UNITED NATIONS -- The once-relentless advance of a fearsome Sunni-based insurgent group that took over major cities in Iraq on its way to the capital has "stalled," according a UN envoy who briefed journalists Wednesday.
The assessment was a departure from the tone of earlier reports that depicted more and more Iraqi territory coming under the control of the Islamic State of Iraq and the Levant as the group barreled toward Baghdad like a juggernaut.
"For anyone to attempt to take over Baghdad would be extremely difficult," said Nickolay Mladenov, the secretary-general's special representative in Iraq, who spoke to journalists at the UN's headquarters in Manhattan via satellite link about the situation in Iraq since ISIL seized cities such as Mosul and Fallujah.
He said that ISIL's momentum has been checked because Iraqis have been enlisting in the armed forces in droves, boosting morale of the previously routed army that was vanquished, retreated and surrendered when confronted by ISIL, an offshoot of al-Qaeda.
Mladenov also said that Baghdad has become more secure in the weeks since the surge's inception.

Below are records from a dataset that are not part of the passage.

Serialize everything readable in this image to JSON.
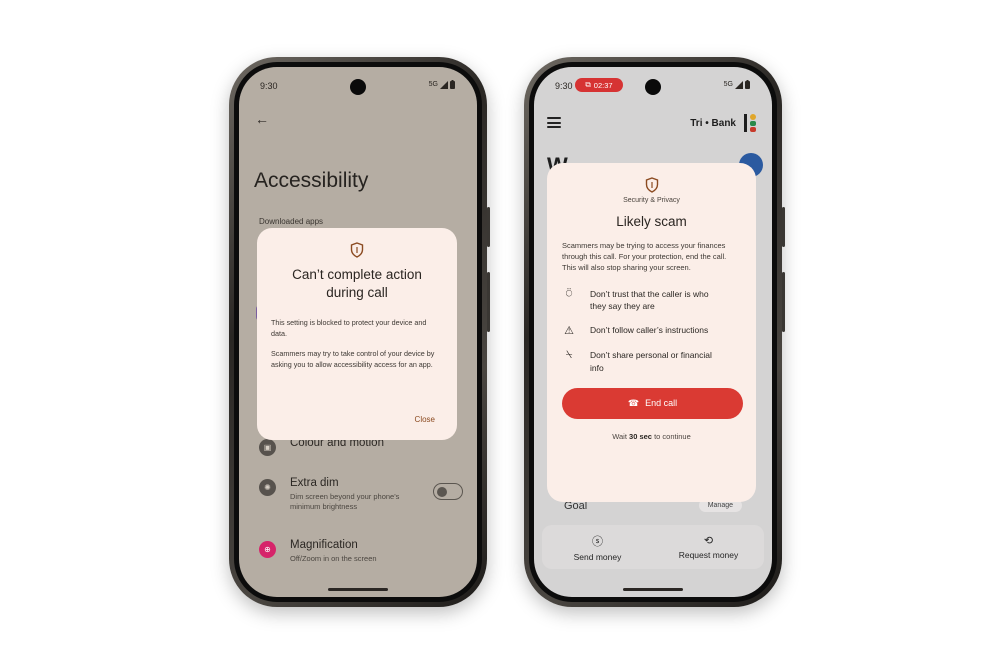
{
  "left_phone": {
    "status": {
      "time": "9:30",
      "network": "5G"
    },
    "back_icon": "arrow-left-icon",
    "title": "Accessibility",
    "section_label": "Downloaded apps",
    "rows": [
      {
        "icon": "palette-icon",
        "title": "Colour and motion",
        "subtitle": ""
      },
      {
        "icon": "extra-dim-icon",
        "title": "Extra dim",
        "subtitle_line1": "Dim screen beyond your phone's",
        "subtitle_line2": "minimum brightness"
      },
      {
        "icon": "magnification-icon",
        "title": "Magnification",
        "subtitle": "Off/Zoom in on the screen"
      }
    ],
    "dialog": {
      "icon": "shield-icon",
      "title_line1": "Can’t complete action",
      "title_line2": "during call",
      "body1": "This setting is blocked to protect your device and data.",
      "body2": "Scammers may try to take control of your device by asking you to allow accessibility access for an app.",
      "close_label": "Close"
    }
  },
  "right_phone": {
    "status": {
      "time": "9:30",
      "call_timer": "02:37",
      "network": "5G"
    },
    "bank_name": "Tri • Bank",
    "welcome_fragment": "W",
    "goal_label": "Goal",
    "manage_label": "Manage",
    "nav": [
      {
        "icon": "dollar-icon",
        "label": "Send money"
      },
      {
        "icon": "request-money-icon",
        "label": "Request money"
      }
    ],
    "dialog": {
      "icon": "shield-icon",
      "category": "Security & Privacy",
      "title": "Likely scam",
      "body": "Scammers may be trying to access your finances through this call. For your protection, end the call. This will also stop sharing your screen.",
      "tips": [
        {
          "icon": "no-trust-icon",
          "line1": "Don’t trust that the caller is who",
          "line2": "they say they are"
        },
        {
          "icon": "warning-icon",
          "line1": "Don’t follow caller’s instructions",
          "line2": ""
        },
        {
          "icon": "no-share-icon",
          "line1": "Don’t share personal or financial",
          "line2": "info"
        }
      ],
      "end_call_label": "End call",
      "wait_prefix": "Wait",
      "wait_time": "30 sec",
      "wait_suffix": "to continue"
    }
  }
}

What's more, the arrival of some 300 American special forces personnel is also a welcome development, he added.
Still, he said ISIL has exacerbated a precarious political and social situation, as its insurgency, which is an adjunct to the more than 3-year-old civil war in Syria, has further inflamed tensions among the Sunni, Shia and Kurdish groups in Iraq.
The conflict in Iraq has increased to about two million the number of internally displaced people, UN officials said.
Some 220,000 are refugees fleeing the civil war in Syria, about 500,000 are displaced because of the most recent flare-up caused by ISIL's campaigns and some had been displaced by earlier conflicts in Iraq, Mladenov explained.
He added that about 900 civilians have been killed since early June, when the insurgency began, another 650 wounded in battles in Nineveh, Salah al-Din and Diyala. Dozens of soldiers and civilians have been shot to death in mass executions, according to some reports.
Mladenov, who said the UN would probably be asking the international community for about $300 million in humanitarian assistance, said the situation in Iraq remains "grave." There are credible reports of summary executions and rape - but he added that it is not hopeless.
"The situation is grave but it is not unsolvable," he said, adding that nations hoping to help must work with Iraqi officials as they strive to reach political stability and sound military strategy. "It is not impossible to save Iraq."